Chlamydosauromyces punctatus is the sole species in the monotypic genus of fungi, Chlamydosauromyces in the family, Onygenaceae. It was found in the skin shed from frilled lizard. This fungus is mesophilic and digests hair. It reproduces both sexually and asexually. The fungus has so far not been reported to be pathogenic.

==Growth and reproduction==
Colonies of C. punctatus are yellow in the center and relatively flat surface at the pale peripherals with a central bump. This fungus is mesophile and grows at 30 C, but does not grow above 35 C. This fungus also shows digestion of hairs after 14 days in vitro. The keratinolytic, or keratin-digesting, capability is one of the characteristics of Onygenaceae. It is also cycloheximide resistant. C. punctatus can reproduce both in sexual and asexual forms. The teleomorph phase is gymnothecial and arises through a homothallic mating system.

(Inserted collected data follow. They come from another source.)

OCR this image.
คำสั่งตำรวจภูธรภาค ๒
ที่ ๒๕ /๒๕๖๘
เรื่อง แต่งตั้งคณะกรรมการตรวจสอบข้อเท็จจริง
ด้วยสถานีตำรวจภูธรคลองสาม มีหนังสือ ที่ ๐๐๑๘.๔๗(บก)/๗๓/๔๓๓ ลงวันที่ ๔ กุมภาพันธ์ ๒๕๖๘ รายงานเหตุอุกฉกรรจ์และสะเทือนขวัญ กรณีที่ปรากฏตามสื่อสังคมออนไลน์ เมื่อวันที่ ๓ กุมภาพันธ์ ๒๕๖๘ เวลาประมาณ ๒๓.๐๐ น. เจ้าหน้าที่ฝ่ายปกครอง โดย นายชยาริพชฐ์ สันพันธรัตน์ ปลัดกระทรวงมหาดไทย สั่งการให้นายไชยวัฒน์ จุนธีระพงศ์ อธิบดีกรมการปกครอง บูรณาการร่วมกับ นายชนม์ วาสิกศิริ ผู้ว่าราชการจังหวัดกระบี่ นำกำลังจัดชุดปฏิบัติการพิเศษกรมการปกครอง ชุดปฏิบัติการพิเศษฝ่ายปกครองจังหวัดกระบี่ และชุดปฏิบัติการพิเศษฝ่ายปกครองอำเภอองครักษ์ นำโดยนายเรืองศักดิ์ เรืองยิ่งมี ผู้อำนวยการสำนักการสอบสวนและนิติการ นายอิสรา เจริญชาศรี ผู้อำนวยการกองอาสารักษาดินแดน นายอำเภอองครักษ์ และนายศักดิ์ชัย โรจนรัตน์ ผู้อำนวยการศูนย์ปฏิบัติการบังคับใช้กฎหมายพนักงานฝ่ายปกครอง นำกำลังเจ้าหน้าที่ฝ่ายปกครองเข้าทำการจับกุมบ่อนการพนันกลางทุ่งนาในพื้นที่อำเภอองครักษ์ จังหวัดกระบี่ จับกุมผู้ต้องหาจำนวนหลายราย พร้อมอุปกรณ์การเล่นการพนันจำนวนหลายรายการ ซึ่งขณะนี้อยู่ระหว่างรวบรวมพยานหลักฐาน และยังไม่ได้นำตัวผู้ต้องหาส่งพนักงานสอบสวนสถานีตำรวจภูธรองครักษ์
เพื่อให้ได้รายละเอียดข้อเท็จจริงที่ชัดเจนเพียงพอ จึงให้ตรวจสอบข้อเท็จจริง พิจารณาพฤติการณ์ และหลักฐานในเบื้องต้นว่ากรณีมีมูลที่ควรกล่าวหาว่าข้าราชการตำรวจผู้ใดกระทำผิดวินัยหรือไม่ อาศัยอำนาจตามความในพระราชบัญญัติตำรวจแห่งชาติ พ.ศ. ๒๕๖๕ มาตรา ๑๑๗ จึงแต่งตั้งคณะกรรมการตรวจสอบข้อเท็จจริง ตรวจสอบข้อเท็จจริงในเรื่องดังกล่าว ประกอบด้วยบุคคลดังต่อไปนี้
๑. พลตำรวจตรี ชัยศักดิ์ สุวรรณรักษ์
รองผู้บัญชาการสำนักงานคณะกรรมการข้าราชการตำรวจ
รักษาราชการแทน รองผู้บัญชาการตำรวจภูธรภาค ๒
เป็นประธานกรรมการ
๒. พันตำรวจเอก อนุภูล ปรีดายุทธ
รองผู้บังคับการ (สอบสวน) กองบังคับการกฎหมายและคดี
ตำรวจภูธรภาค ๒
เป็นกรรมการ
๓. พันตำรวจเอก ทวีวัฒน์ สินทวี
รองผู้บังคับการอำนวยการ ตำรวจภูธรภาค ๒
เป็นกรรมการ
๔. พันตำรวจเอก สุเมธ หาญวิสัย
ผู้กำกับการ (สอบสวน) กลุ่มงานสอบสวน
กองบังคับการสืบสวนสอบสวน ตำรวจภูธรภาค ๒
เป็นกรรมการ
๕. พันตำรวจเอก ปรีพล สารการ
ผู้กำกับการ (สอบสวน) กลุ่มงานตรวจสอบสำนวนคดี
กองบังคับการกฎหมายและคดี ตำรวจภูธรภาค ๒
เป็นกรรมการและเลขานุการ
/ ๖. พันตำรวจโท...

Ascomata of this species are round, 200–600 μm in diameter containing asci 7–9 (10) μm in length. Ascospores are yellow, 4–4.5 × 3–3.5 μm in diameter. The ascospores look like pitted smarties or pulley wheels, which is characteristics of Onygenaceae. Chlamydosauromyces punctatus has branched, narrow, smooth-walled, yellow hyphae, 1.5–2.5 μm in width with thin-walled septa. Peripheral hyphae are poorly differentiated and this is the reason that C. punctatus was once considered in the Gymnoascaceae. Ascomata lack elongate appendages. The cells initiating anastomosis are slightly swollen.

==Taxonomy==
Chlamydosauromyces is a monotypic genus, which has only single species in the family, Onygenaceae. However, it was initially thought to be affiliated with the family Gymnoascaceae because it possesses ascospores with equatorial grooves, a common feature of the Gymnoascaceae not normally found in the Onygenaceae. hypha As well, hyphae of this species are sparsely differentiated similar to those of the genus Arachniotus (Gymnoascaceae). Molecular genetic analyses demonstrated the affiliation of this fungus to the Onygenaceae. The genus Chlamydosauromyces was named after the frilled lizard, Chlamydosaurus kingii and the species epithet 'punctatus was selected in reference to the pitted ornamentation of the ascospores. The name Chlamydosauromyces punctatus is a Latin masculine name.

Small subunit (SSU) region in the nuclear ribosomal gene of C. punctatus is 1,738 nucleotides in length. Phylogenic study based on the sequence have shown Renispora flavissima to be the closest related taxon. Both are treated within the Ongenaceae and share similar characteristics such as the yellow color, thin walls, narrow ascomata, and ascospores with pitted walls. Even though these two species are the most closely related to each other, the bootstrap value was low (78%), indicating that the phylogenic similarity is not particularly high. In addition to the phylogenic distance, there are notable morphological differences between the genus Chlamydosauromyces and Renispora. the hyphae of Chlamydosauromyces are subhyaline whereas those of Renispora are hyaline or translucent. Moreover, Renispora has liver-shaped ascospores, but ascospores of Chlamydosauromyces look like pulley wheels. In addition to the morphological differences between two species of fungi, the conidia of the Chrysosporium anamorph of Renispora are large with spiny tubercules and formed on stalks whereas Chlamydosauromyces produces an asexual state characterized by alternate arthroconidia.

==Ecology==
Chlamydosauromyces punctatus was first found in the putatively healthy Squamate reptiles free of cutaneous lesions. The fungus was first isolated in 2001 from the shed skin of a 7-year-old healthy male frilled lizard, Chlamydosaurus kingii, from the San Diego Zoo (the lizard typically lives in trees found in the northern part of the Australia). Among samples of three different Squamate reptiles donated by the Zoo, the skin samples of two of the reptile species did not show any evidence of invasion by the fungus. The ex-type strain of C. punctatus is in depository at UAMH 9990. Though unique to reptiles, this species is distinct from the commonly associated fungal pathogens of reptiles. C. punctatus is associated with the shed skin of healthy lizards free of lesions or symptoms.